01 京都府は上京区にある和菓子店『UCHU wagashi』。

今回はUCHU wagashiで和菓子を製造するスタッフと、その商品を販売する店舗スタッフを募集します。

製造スタッフは本社に隣接する自社工場で製造を担当します。

単純作業で終わるというわけではなく、製造管理といった立場になれる方が求められるそう。

もうひとつの店舗スタッフは2店舗ある店舗の店長候補としての販売スタッフとなります。

特に必要なスキルはありませんが、商品は和菓子。季節のことやお茶のことなどの知識が接客のなかで求められることも。

京都の文化や暮らしに馴染んでいけると仕事に活かせるかもしれません。

また、ブランドが成長していくにあたり、いろんなアイデアや価値観をつくっていくうえで、商品企画職も求めているとのこと。

何が求められているか。どんなことが喜ばれるか。

そういった発想を製造と販売の仕事のなかで見つけだしてほしいそうです。

 
京都駅から地下鉄鳥丸線に乗ること10分。今出川駅に到着しました。

そこから15分ほど歩くと、UCHU wagashi西陣店が見えてきます。

02 本店の西陣店を構えたのは2010年。

前職はグラフィックデザイナーだった代表の木本さん。京都で暮らしながら東京の仕事をおこなっていく中で、生まれ育った京都に貢献できる仕事を手がけたいという思いが強くなっていく。

自分が培ってきたデザインスキル、マーケティング、ブランディングの力を有効に使え、京都の文化に寄与するには。

そのひとつの可能性が「和菓子」でした。

03 「でも和菓子のお店へ企画を持ち込んでもなかなか受け入れてもらえなかったんです。何百年続く大きな老舗にアイデアを提示しても、それまでの歴史を振り切って新しいことに挑戦することは難しかった」

どうしたらいいかといったら、全部自分でやらないといけなかったんです、と木本さん。

そういった考えから店舗開業までに1、2年の期間はマーケットリサーチをおこなった。

「はじめから100年はデザインを変えたくないと思っていました。ここにあるお菓子はまだ生まれて5年目ですが、デザインは100年一切変えなくても売れるような強いものをつくっています」

五感で味わうものとされる京菓子。デザイナーの視点で観察することで、共通する考え方があった。

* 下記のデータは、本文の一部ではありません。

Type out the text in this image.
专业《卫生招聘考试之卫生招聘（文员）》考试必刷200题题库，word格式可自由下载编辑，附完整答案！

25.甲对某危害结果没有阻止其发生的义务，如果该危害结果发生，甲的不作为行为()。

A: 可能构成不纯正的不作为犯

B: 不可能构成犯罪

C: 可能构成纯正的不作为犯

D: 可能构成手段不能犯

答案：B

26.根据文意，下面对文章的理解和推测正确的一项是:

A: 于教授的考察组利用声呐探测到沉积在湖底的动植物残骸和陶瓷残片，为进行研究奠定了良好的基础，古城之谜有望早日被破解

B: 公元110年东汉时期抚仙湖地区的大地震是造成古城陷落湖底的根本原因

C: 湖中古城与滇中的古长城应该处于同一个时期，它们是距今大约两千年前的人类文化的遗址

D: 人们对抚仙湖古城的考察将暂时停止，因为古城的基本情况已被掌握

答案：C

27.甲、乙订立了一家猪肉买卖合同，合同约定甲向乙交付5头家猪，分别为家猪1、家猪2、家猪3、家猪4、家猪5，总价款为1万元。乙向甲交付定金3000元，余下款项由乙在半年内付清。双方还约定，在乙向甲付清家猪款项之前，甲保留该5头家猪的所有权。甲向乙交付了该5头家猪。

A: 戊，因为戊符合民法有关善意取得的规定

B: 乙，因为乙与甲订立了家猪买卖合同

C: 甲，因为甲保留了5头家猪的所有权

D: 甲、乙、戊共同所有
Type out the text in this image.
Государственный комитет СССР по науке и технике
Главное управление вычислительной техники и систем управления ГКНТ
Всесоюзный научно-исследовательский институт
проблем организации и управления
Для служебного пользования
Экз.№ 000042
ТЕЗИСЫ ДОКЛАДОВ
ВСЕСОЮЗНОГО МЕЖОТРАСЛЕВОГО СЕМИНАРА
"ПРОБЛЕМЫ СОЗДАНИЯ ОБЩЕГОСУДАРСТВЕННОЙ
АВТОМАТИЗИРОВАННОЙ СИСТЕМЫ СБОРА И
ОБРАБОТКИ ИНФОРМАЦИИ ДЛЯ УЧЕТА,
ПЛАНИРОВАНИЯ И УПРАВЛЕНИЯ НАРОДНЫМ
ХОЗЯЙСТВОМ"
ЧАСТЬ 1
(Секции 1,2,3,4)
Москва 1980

「どんな物でも、良いものは普遍的なんですよ。良いデザインは残り、そうでないものは消えていくんです。誰が見て使っても『良いもの』。そういうものが伝統になり得るんだと感じています。京都に何百年も残るものは、蛇足的な要素がなく、普遍的な価値を有するものが多いですよね。僕らもそんなものをつくっていきたいんです」

「その上で現代の思考に合わせて商品をつくることを意識しています。時代というのはずっと変わっていくので、それに合わせて育てていくという活動が求められるのかなと」

京都の暮らしや文化が関わってくる和菓子は、ただ商品を提供するだけではいけない。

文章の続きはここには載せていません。